Author: Jan Jelmert Jørgensen
Publisher: Taylor & Francis
Published: 2023-10-09
Total Pages: 344
ISBN-13: 1000984303
DOWNLOAD EBOOKUganda: A Modern History (1981) provides a comprehensive political, social and economic history of Uganda from the beginnings of colonial rule in 1888. It focuses particularly on the development of the Ugandan economy and demonstrates how the economy became structurally dependent on world capitalism during the colonial period and how this has affected its subsequent development.

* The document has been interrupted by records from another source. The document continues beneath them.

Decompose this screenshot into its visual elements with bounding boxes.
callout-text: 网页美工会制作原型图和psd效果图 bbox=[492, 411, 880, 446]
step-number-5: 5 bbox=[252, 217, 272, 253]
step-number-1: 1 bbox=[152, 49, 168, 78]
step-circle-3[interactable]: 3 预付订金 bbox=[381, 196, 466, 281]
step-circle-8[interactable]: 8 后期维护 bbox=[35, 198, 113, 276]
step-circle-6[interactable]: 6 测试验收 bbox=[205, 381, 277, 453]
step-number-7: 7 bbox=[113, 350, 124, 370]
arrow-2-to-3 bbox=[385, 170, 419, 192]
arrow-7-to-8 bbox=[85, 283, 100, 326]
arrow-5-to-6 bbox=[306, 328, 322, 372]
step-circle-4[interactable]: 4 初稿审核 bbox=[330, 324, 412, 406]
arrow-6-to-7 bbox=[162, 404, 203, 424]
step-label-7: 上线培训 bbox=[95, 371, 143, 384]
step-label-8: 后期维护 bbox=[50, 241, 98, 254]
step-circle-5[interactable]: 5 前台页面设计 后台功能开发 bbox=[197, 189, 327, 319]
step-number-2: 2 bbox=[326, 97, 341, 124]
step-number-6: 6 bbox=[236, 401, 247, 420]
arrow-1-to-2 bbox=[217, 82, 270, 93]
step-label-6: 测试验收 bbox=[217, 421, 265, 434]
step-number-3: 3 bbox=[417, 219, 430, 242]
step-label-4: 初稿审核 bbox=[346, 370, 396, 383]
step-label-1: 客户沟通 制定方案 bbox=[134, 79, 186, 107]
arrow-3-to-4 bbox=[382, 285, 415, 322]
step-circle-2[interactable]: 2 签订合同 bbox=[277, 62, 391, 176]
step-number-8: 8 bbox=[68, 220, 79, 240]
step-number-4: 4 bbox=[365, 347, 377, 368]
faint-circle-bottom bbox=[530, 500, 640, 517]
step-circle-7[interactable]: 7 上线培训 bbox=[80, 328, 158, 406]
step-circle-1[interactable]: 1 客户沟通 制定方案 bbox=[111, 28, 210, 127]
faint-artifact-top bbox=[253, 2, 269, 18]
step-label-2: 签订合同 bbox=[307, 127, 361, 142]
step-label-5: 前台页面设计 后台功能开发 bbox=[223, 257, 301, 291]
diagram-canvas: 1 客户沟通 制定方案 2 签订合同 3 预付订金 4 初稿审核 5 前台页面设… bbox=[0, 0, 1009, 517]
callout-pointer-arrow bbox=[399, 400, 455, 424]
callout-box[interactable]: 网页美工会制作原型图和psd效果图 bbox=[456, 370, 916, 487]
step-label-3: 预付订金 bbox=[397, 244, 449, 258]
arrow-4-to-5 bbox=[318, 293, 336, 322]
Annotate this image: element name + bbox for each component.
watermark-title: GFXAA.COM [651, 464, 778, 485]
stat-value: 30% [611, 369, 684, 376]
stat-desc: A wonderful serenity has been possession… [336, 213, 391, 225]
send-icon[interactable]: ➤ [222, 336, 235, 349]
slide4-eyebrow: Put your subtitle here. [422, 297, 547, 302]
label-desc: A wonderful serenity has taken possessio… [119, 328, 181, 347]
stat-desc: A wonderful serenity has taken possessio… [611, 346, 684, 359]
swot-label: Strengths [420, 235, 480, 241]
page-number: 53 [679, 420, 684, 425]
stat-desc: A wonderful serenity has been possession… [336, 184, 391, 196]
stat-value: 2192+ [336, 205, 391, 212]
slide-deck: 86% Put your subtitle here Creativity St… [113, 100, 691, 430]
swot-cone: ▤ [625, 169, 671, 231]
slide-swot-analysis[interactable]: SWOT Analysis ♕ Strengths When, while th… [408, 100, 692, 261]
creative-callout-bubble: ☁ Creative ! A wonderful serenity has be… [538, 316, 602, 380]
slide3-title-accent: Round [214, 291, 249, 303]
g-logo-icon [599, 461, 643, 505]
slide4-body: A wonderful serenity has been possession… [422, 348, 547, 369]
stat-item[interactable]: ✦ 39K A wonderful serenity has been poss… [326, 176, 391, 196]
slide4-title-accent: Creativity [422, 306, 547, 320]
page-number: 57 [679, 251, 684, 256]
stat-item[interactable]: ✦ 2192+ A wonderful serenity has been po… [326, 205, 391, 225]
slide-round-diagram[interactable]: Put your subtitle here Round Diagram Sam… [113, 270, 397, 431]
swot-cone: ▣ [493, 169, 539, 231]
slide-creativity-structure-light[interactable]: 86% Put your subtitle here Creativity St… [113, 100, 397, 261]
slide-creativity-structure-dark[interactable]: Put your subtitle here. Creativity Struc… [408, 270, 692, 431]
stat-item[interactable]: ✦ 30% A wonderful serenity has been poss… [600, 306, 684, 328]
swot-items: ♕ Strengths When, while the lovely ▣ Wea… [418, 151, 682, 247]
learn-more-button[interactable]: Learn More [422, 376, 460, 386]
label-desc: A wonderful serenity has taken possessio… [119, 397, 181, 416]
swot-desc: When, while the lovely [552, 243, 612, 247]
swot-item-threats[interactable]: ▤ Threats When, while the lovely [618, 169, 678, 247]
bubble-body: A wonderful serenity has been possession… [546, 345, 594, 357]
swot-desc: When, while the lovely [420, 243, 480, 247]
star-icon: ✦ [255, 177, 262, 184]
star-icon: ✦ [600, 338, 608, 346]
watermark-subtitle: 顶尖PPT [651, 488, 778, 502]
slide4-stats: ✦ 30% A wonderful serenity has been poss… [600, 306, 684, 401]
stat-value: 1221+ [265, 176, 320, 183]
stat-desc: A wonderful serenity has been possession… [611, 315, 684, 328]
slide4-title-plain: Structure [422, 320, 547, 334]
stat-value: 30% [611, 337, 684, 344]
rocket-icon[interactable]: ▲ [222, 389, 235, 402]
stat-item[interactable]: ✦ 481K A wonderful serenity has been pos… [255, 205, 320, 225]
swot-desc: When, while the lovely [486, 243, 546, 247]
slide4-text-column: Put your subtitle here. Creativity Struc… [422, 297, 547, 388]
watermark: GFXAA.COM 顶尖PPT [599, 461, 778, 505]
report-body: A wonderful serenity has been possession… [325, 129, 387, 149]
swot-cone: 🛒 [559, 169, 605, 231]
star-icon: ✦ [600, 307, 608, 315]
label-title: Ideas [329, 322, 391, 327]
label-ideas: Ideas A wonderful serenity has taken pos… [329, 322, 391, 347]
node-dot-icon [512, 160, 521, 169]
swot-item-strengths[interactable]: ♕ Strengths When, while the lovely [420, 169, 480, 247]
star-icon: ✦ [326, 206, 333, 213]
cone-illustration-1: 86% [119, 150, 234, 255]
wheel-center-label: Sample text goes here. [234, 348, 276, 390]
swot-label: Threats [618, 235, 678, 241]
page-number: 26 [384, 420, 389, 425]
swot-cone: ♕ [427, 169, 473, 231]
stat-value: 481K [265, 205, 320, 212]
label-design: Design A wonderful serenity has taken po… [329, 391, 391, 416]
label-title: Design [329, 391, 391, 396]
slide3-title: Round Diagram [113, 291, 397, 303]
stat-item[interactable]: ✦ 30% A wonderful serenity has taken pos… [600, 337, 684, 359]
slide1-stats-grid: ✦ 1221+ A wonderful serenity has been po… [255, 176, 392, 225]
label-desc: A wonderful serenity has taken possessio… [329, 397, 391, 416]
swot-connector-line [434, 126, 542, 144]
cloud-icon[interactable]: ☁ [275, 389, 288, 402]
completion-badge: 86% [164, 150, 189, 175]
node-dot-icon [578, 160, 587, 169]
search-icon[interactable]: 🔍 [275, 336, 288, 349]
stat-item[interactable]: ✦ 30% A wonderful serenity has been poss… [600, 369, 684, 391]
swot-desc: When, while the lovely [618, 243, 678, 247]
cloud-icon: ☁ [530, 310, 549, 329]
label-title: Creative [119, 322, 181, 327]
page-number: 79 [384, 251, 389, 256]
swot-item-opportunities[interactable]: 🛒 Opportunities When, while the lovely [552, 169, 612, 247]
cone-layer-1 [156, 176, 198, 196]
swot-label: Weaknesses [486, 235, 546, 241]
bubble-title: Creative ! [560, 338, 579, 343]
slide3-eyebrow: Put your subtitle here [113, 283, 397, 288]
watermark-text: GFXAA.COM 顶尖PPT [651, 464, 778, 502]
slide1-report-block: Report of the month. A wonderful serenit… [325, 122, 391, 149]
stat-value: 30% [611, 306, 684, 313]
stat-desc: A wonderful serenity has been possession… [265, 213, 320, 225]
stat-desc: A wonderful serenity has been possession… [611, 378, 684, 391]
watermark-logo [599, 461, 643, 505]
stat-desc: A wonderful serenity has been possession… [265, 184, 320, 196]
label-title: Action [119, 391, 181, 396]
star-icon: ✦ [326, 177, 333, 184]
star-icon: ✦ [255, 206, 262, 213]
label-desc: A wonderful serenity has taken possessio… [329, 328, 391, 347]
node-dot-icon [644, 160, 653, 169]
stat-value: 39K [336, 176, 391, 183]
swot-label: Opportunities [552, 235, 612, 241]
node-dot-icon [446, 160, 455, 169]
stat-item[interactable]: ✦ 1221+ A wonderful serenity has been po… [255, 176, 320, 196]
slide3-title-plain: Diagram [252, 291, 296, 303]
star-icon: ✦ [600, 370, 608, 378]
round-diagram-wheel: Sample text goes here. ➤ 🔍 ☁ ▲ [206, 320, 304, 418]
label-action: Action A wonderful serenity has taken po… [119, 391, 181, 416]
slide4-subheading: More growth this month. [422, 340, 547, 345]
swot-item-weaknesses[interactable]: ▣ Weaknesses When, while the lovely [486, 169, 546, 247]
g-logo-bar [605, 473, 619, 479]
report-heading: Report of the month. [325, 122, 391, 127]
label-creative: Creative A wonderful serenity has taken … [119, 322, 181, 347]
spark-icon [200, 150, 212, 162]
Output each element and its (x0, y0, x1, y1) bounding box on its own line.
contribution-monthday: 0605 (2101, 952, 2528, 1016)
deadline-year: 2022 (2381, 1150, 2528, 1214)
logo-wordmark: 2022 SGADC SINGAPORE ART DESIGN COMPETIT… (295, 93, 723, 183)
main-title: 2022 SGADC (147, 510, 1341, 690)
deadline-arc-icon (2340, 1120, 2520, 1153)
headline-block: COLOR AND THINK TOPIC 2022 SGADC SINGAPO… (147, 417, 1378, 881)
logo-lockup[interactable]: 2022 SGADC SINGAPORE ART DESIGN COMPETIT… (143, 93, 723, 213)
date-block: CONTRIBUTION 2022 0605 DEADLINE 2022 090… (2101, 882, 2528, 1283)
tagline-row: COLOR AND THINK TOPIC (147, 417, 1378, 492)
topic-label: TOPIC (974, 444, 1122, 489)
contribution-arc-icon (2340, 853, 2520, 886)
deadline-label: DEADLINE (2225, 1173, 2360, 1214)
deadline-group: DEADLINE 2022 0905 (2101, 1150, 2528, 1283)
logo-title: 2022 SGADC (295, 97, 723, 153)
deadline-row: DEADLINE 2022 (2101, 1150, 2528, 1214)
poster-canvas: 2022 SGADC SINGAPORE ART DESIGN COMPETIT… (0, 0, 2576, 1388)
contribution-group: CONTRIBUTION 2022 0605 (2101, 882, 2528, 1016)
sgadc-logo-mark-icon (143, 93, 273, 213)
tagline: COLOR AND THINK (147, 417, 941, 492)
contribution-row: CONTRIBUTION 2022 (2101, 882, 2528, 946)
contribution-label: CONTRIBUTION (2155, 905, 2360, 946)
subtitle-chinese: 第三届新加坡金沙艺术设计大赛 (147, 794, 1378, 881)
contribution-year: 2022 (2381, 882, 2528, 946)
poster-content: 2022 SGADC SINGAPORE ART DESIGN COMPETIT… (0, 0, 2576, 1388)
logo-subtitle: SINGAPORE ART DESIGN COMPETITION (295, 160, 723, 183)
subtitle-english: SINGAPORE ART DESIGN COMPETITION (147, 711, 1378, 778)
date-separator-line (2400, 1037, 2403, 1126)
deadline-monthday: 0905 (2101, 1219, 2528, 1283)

The book also deals with the political and social tendencies which shaped Ugandan society in both the colonial and postcolonial period. The first four chapters examine the initial colonial occupation and the colonial state’s role in the rural nexus of chiefs, peasants and migrant workers. They also look at the colonial state and the context of the wider national, regional and international economy and analyse the African nationalist response and the formation of political parties to take control of the postcolonial state. The second part of the book considers the political alliances and economic strategies of the Obote regime and the events of Amin’s military regime. The epilogue looks at events since the fall of the Amin regime and suggests ways in which Uganda may be able to tackle its underlying economic problems.